See citation A2406, A2407 and A2409, that also resulted in A2400 to not be met.
Tag No.: A2406
Based on policy and procedure review, medical record review, staff and medical staff interviews the facility failed to ensure all data collected for the medical screening exam (MSE) to rule out an emergency medical condition (EMC) was documented in the patient medical record for 2 (P1 and P5) of 20 sampled emergency department (ED) patients. This failed practice has the potential to cause harm or death to all patients who present to the ED with an EMC. According to facility provided data the ED sees an average of 2,750 and transfers 99 patients per month.
See citation A2400, A2407 and A2409, that also resulted in A2406 to not be met.
Findings include:
A. Review of facility policy, "Medical Screening Exam," MS34 approved 4/2023 revealed, screenings may include vital signs, oral history, physical examination of affected or potentially affected systems, consideration of known chronic conditions, any testing needed to determine presence of an emergency medical condition.
Review of facility policy, "Emergency Medical Treatment and Transfer Policy (EMTALA)," RI07 approved 2/2022 revealed, the MSE shall determine whether a medical emergency does or does not exist. Depending on the patient's presenting symptoms the MSE may range from a simple process involving only a brief history and physical examination, to a complex process with ancillary and diagnostic tests. The facility shall provide medical treatment within its capability and capacity that minimizes the risks to the individual's health.

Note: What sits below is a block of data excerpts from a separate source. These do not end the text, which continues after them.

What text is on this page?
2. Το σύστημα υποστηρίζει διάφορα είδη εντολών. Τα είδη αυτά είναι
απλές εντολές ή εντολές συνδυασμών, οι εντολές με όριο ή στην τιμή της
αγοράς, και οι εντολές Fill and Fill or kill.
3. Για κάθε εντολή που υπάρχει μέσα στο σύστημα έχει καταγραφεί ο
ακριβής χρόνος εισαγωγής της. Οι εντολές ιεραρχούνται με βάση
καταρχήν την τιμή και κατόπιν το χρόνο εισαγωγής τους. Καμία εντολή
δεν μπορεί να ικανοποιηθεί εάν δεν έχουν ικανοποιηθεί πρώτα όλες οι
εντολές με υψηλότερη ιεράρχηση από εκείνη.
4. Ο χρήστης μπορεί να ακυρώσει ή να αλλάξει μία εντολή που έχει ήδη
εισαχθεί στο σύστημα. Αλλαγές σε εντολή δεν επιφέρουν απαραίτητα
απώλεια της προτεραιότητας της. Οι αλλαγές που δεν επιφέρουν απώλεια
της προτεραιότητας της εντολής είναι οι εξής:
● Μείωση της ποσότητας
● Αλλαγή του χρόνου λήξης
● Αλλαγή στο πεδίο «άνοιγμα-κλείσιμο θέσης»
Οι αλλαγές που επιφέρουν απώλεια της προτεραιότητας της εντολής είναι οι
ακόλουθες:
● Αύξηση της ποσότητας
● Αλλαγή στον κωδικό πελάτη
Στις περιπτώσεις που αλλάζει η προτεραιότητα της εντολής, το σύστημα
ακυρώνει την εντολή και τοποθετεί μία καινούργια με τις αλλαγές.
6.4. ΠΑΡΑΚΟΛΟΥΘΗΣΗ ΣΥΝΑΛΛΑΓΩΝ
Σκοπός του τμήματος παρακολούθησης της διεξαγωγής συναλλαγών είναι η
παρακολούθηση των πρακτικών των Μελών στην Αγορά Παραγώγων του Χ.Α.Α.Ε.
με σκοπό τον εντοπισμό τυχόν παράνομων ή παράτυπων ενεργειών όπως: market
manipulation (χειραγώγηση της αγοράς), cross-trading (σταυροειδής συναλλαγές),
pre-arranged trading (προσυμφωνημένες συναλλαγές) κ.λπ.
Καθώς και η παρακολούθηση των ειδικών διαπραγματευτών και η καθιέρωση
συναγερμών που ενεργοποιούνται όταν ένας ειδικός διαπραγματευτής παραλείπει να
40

Review of facility policy, "Guidelines for vital signs in the ED," PCB12 approved 6/2022 revealed, vital signs may reveal sudden changes in a patient's condition as well as changes that occur progressively over a time. Any difference between a patient's normal baseline measurement and present vital signs can be an indication for the Registered Nurse (RN) to initiate appropriate nursing therapies and pursue necessary medical interventions. Abnormal vital signs should be brought to the attention of the ED attending provider. All patients will have temperature, pulse, respirations, pulse oximeter, pain assessment, and blood pressure done upon arrival to the ED.
B. Review of P1's medical record revealed, P1 presented to the acute care hospital on 1/1/2024 at 2:53AM via car, walk in, with a chief complaint of fall going up concrete steps, struck back of head, with brief loss of consciousness, repeat questioning and memory lapses.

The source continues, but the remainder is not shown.